How Long Does it Take to Repair Your Credit?

Repairing your credit history is a process that takes years. The following information will help you understand what your credit history is, what "repairing" it means and what short- and long-term actions you can take to make a difference.

What Is Your Credit History?

Anyone who borrows from a lender has a credit history. The existence of your loans is reported to the three primary credit bureaus: Experian, Equifax and TransUnion. This credit history also includes negatives such as late payments or legal actions.

Using your credit history, the Fair Isaac Corp. calculates a credit score for you between 300 and 800. The median U.S. score in 723. An excellent score is 760, and a poor score is 620 or below. Lenders, insurers and landlords with a legitimate business relationship with you can look at your FICO score, and the score, in part, determines interest rates on your borrowing or whether you can borrow at all.

What Does 'Repair My Credit' Mean?

If a history of late payments or legal action has lowered your credit score, to repair your credit history means improving that score by removing the negative information.
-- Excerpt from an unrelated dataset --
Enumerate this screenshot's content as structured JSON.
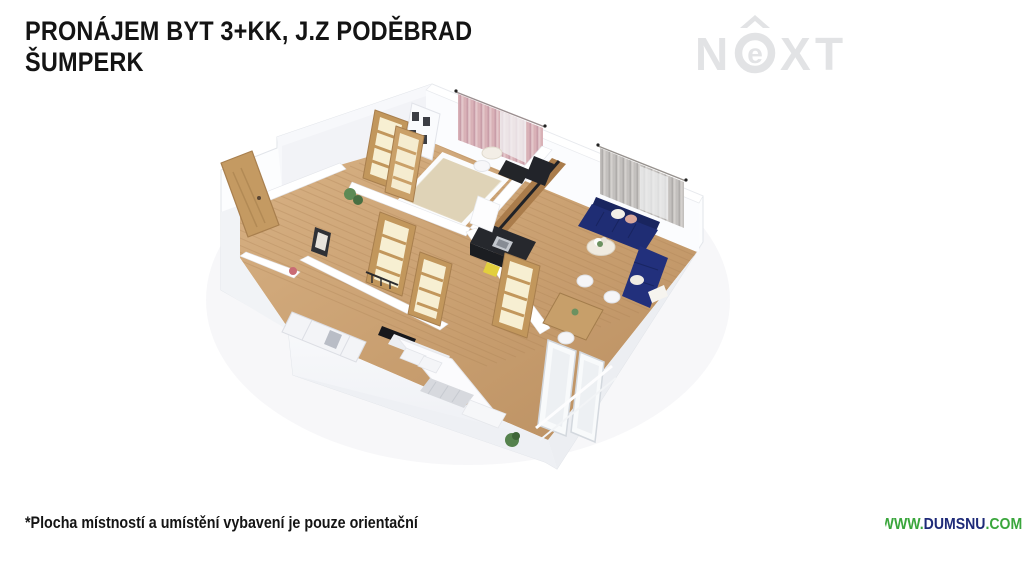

It's important to note that your credit score derives from more than just negatives on your history. Your score can be lowered by having frequent and multiple loan applications, so you can't "borrow your way" to a better score in the short term. The new borrowing, even if it reduces your total monthly payments, can lower your score.

Quick Fix

Many companies advertise that for a fee they will repair your credit history and score quickly. There is only one "quick fix" to repair your credit history, and that is if there are mistakes on your credit report.

You are entitled to a free credit report each year from one of the three credit reporting bureaus. A report costs about $30 otherwise. The first step to repair your credit is to check your report for errors. If there are mistakes, such as a late payment that you made on time,  write the credit bureau with a copy of supporting documentation. They must acknowledge receipt of your claim in 30 days, and, if it is not a frivolous claim, they must send it to the lender in question. If you are found to be correct, the negative information will be removed. This is the only quick fix to repair your credit history.

Long-Term Steps

Most of the information on your credit history has a seven-year life span. A bankruptcy can stay on for 10 years, which is why it is such a drastic step. You can repair your credit history in seven years by maintaining sound debt-repayment habits and allowing the bad information to fall off.

Steps to Take Now


Most likely, poor financial habits made it necessary to repair your credit history and got you behind in payments. Talk to your lenders for a solution to current problems. Debt consolidation might lower payments and let you keep up with them. Even though you will owe more over time, you won't further damage your credit. Streamline your budget or reduce your lifestyle so that you can afford to pay your debt, pay your living expenses and build for the future.